Following a similar move by the Association of Global Automakers on Dec. 7, the Alliance of Automobile Manufacturers, whose members include the Detroit 3, filed a petition asking the EPA to withdraw its Nov. 30 proposal to keep the greenhouse gas rule unchanged from when it was made final in 2012.
The tailpipe rule is a key component in the Obama administration's 2011 deal with automakers to align rules governing fuel economy between the EPA, Transportation Department, which oversees Corporate Average Fuel Economy standards, and California's Air Resource Board. The rule aims to boost vehicle efficiency to a more than 50 mpg fleet average by 2025.
The EPA proposal to keep its standards intact came several months earlier than expected, prompting accusations that the agency unfairly stymied an ongoing review with automakers over the feasibility of the final four years of the rule, from 2022-2025 and separates the emissions rule from CAFE standards.
In the petition, Alliance CEO Mitch Bainwol called the EPA's move a “stunning change of course” and asked the agency to return to its previous timeline.
“At a minimum, EPA's actions in this matter create the appearance of an agency that is uninterested in a full, open and fair consideration of all data...and that pre-determined the outcome of the Midterm Evaluation before allowing the process to play out as intended,” Bainwol wrote.
The Alliance also asked for more time to comment on the proposal if the agency denies its petition
Earlier this week, the Alliance unsuccessfully tried to convince lawmakers to include language to block the EPA from issuing a final decision on the rule during the Obama administration in an upcoming short-term budget bill.
On De. 7, the Association of Global Automakers also asked the EPA hit the brakes.

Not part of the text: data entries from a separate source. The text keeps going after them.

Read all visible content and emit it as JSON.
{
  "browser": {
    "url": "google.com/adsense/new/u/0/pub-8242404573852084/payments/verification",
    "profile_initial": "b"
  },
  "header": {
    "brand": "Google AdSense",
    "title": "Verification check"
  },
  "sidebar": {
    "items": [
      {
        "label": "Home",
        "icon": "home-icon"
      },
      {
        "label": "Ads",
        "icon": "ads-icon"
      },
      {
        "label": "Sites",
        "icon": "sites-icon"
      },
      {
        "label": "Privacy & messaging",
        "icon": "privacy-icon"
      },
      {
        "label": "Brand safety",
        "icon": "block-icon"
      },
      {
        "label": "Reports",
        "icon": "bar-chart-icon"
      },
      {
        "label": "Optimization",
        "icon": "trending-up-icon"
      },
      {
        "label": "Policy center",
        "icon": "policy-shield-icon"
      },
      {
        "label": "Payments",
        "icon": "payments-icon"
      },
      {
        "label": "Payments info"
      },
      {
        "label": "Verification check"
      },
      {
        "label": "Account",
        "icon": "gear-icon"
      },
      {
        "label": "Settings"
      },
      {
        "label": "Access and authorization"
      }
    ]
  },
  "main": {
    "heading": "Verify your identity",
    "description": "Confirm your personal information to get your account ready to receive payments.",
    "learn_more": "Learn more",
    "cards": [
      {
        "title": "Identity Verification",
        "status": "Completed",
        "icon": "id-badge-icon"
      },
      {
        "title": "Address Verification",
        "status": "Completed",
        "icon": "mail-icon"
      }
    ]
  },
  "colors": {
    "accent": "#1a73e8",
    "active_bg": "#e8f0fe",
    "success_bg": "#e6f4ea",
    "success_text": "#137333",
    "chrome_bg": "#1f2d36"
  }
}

“Emissions standards going forward were to be based on a data-driven and objective review in which the EPA, the National Highway Traffic Administration (NHTSA) and the California Air Resources Board (CARB) are aligned every step of the way,” Global Automakers CEO John Bozzella said in a statement. “The hasty decision to accelerate the EPA process, taken in the waning days of an Administration, raises serious concerns about the objectivity and factual foundation of their action.”
An EPA spokesman wasn't available for immediate comment.

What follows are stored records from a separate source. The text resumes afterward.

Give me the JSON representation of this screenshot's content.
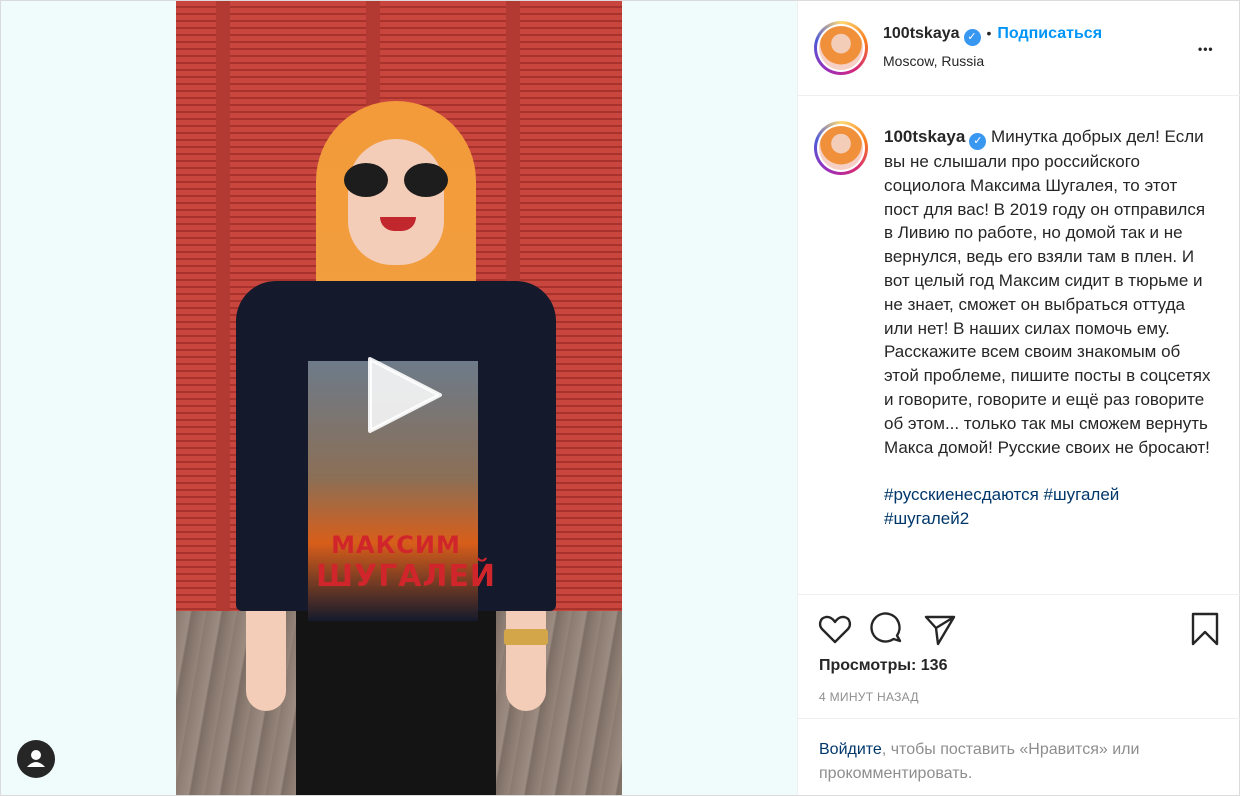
{
  "header": {
    "username": "100tskaya",
    "separator": "•",
    "follow_label": "Подписаться",
    "location": "Moscow, Russia",
    "more_label": "•••"
  },
  "post": {
    "shirt_line1": "МАКСИМ",
    "shirt_line2": "ШУГАЛЕЙ",
    "caption_username": "100tskaya",
    "caption_text": "Минутка добрых дел! Если вы не слышали про российского социолога Максима Шугалея, то этот пост для вас! В 2019 году он отправился в Ливию по работе, но домой так и не вернулся, ведь его взяли там в плен. И вот целый год Максим сидит в тюрьме и не знает, сможет он выбраться оттуда или нет! В наших силах помочь ему. Расскажите всем своим знакомым об этой проблеме, пишите посты в соцсетях и говорите, говорите и ещё раз говорите об этом... только так мы сможем вернуть Макса домой! Русские своих не бросают!",
    "hashtags": "#русскиенесдаются #шугалей",
    "hashtags_cut": "#шугалей2"
  },
  "actions": {
    "views": "Просмотры: 136",
    "time_ago": "4 МИНУТ НАЗАД"
  },
  "login_prompt": {
    "link": "Войдите",
    "rest": ", чтобы поставить «Нравится» или прокомментировать."
  },
  "colors": {
    "link_blue": "#0095f6",
    "hashtag_blue": "#00376b",
    "verified_blue": "#3897f0"
  },
  "icons": [
    "play-icon",
    "user-tag-icon",
    "verified-icon",
    "heart-icon",
    "comment-icon",
    "share-icon",
    "bookmark-icon",
    "more-icon"
  ]
}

After a 30-day comment period that began last week, EPA Administrator Gina McCarthy can make a final determination to leave the standards unchanged, well before an April 2018 statutory deadline.
Extending the deadline could allow President-elect Donald Trump's pick for EPA chief to weigh in on the 2025 rule. Trump plans to tap Oklahoma Attorney General Scott Pruitt to head the EPA. Pruitt is an avowed critic of Obama's efforts to curb climate change by regulating greenhouse gas emissions.

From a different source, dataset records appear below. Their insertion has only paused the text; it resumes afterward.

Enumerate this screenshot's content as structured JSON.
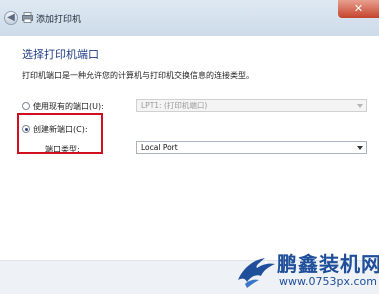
{
  "window": {
    "title": "添加打印机",
    "close_label": "✕"
  },
  "page": {
    "heading": "选择打印机端口",
    "description": "打印机端口是一种允许您的计算机与打印机交换信息的连接类型。"
  },
  "options": {
    "use_existing": {
      "label": "使用现有的端口(U):",
      "selected": false,
      "dropdown_value": "LPT1: (打印机端口)",
      "dropdown_enabled": false
    },
    "create_new": {
      "label": "创建新端口(C):",
      "selected": true,
      "port_type_label": "端口类型:",
      "port_type_value": "Local Port"
    }
  },
  "watermark": {
    "brand": "鹏鑫装机网",
    "url": "www.0753px.com"
  },
  "colors": {
    "heading": "#1f3d86",
    "highlight": "#d0101c",
    "watermark": "#1f4f9a"
  }
}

“For too long, the Environmental Protection Agency has spent taxpayer dollars on an out-of-control anti-energy agenda that has destroyed millions of jobs, while also undermining our incredible farmers and many other businesses and industries at every turn,” Trump said in a statement released by his transition team. “As my EPA Administrator, Scott Pruitt … will reverse this trend and restore the EPA's essential mission of keeping our air and our water clean and safe.”